Designing Social Robots with Ethical, User-Adaptive Explainability in the Era of Foundation Models
New paper tackles the 'black box' problem as LLMs and foundation models drive increasingly adaptive robot behavior.
A new research paper from Fethiye Irmak Doğan, Alva Markelius, and Hatice Gunes tackles the critical challenge of explainability in social robots powered by foundation models. As large language models (LLMs) and other foundation models become embedded in robots, they mediate not just actions but also long-term user adaptation, creating a 'black box' problem. The authors argue that traditional, one-size-fits-all explanation strategies are now dangerously inadequate, as generic justifications are wrapped around behavior generated from vast, opaque datasets. They position ethical, user-adapted explainability as a core design objective that must be addressed from the start.
The paper identifies key challenges where both adaptation and explanation are delegated to foundation models, leading to potential ethical pitfalls.
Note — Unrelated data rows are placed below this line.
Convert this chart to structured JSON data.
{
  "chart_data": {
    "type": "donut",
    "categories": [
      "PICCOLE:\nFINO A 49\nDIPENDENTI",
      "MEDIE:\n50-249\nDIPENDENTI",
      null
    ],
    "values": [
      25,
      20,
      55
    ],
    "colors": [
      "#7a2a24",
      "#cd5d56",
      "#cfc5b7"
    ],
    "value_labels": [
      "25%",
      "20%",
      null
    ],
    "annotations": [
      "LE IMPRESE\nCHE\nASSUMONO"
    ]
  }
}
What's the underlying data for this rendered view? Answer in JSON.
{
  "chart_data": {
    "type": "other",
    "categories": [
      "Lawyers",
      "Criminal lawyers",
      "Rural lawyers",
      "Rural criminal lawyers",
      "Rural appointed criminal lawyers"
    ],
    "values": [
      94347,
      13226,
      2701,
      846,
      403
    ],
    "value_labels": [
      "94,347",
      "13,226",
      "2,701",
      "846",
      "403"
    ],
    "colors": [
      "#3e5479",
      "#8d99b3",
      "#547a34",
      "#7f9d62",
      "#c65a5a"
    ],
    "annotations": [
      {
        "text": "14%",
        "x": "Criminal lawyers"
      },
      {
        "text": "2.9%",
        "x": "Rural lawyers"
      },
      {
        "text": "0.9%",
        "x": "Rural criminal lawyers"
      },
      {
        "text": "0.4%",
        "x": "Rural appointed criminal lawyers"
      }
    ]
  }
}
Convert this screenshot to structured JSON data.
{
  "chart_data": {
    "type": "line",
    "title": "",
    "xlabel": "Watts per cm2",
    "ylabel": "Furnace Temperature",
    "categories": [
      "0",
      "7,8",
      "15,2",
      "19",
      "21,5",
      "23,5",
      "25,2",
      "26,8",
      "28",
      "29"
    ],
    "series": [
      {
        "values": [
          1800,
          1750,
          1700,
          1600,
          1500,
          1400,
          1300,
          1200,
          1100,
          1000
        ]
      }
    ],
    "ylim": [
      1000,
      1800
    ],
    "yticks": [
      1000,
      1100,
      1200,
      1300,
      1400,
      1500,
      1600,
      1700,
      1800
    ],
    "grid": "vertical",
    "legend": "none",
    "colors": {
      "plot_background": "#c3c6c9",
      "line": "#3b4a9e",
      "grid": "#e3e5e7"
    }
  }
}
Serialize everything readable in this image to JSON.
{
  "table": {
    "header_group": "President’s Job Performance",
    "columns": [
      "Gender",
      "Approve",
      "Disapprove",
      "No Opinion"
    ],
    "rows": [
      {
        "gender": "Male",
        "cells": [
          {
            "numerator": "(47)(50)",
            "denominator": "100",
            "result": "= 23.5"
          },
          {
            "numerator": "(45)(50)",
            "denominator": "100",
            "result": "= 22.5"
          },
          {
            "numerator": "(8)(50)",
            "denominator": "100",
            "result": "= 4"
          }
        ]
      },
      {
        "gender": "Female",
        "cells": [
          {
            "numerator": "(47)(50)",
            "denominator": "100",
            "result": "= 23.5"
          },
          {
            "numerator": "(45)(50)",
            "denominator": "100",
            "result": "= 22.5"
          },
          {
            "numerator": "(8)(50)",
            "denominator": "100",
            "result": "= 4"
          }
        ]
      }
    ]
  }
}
To address this, the researchers propose four concrete recommendations: moving towards user-adapted explanations, making them modality-aware, involving users in co-design, and grounding strategies in smaller, fairer datasets. An illustrative use case involving an LLM-driven socially assistive robot demonstrates how these principles can be applied in sensitive real-world domains like healthcare or education. This work, presented at the ACM/IEEE HRI conference, provides a crucial roadmap for ensuring transparency and trust as robots become more intelligent and personalized.
- Identifies the failure of generic explanations for robots using adaptive foundation models like LLMs.
- Proposes four design recommendations for ethical, user-adapted, and co-designed explainability strategies.
- Illustrates framework with a use case for LLM-driven socially assistive robots in sensitive domains.
Why It Matters
Ensures trust and safety as adaptive AI becomes central to robots interacting with people in healthcare, education, and homes.